Por Fernando Pascual |

Alguien dijo que quien se casa con su tiempo corre el riesgo de pasar de moda.

Muchas características de cada época histórica pasan. Quien busca adaptarse a ellas no podrá eludir las dinámicas sociales y culturales que suplantan unas ideas y modelos con otros.

Por eso la Iglesia católica no puede casarse con todo aquello que sea caduco, contingente, pasajero. El mensaje que la Iglesia posee, recibido de Cristo e iluminado por el Espíritu Santo, no puede ceder ante las modas, ni ante las presiones de grupos de poder, ni ante la mentalidad de las mayorías.

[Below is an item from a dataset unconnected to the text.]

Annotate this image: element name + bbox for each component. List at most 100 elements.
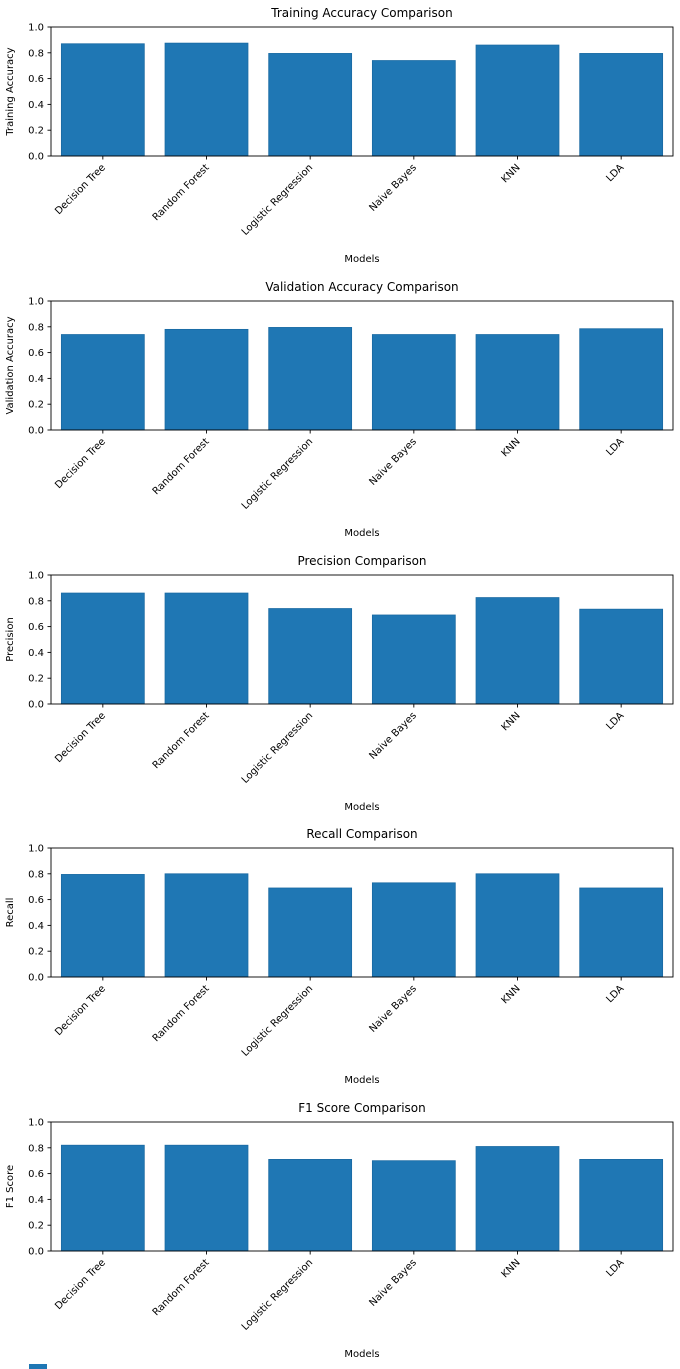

El criterio básico que tiene la Iglesia a la hora de tomar sus decisiones más importantes es siempre el mismo: ser fiel a lo que Dios le pide.

Si alguien olvida lo anterior y busca hacer asequible el Evangelio a base de pactos con la modernidad, lo único que logrará es dañarse a sí mismo y a quienes contagie.

Vale la pena recordar aquellas firmes palabras del Maestro: «Vosotros sois la sal de la tierra. Mas si la sal se desvirtúa, ¿con qué se la salará? Ya no sirve para nada más que para ser tirada afuera y pisoteada por los hombres» (Mt 5,13).

Un mensaje adulterado no consigue nada realmente fecundo. Quizá atraiga a algunos ante lo fácil que resulte o lo agradable que parezca. Pero ni las apariencias ni las facilidades permiten alcanzar la meta más importante que cualquier ser humano puede desear: su propia salvación (cf. 1Pe 1,9; Flp 2,12).

Todos los que formamos parte de la Iglesia católica necesitamos recordarlo: la mentalidad del mundo, la modernidad alejada de Dios, la mundanidad enemiga de Cristo, son incompatibles con nuestra fe.

Conservan toda su fuerza estas palabras de san Pablo: «no os acomodéis al mundo presente, antes bien transformaos mediante la renovación de vuestra mente, de forma que podáis distinguir cuál es la voluntad de Dios: lo bueno, lo agradable, lo perfecto» (Rm 12,2-3).

Hay que vigilar, por tanto, para no quedar atrapados por un mundo devorador. Sólo entonces podremos transformarlo con una energía y una fecundidad que no son nuestras, sino que vienen del mismo corazón de Cristo: «En el mundo tendréis tribulación. Pero ¡ánimo!: yo he vencido al mundo» (Jn 16,33).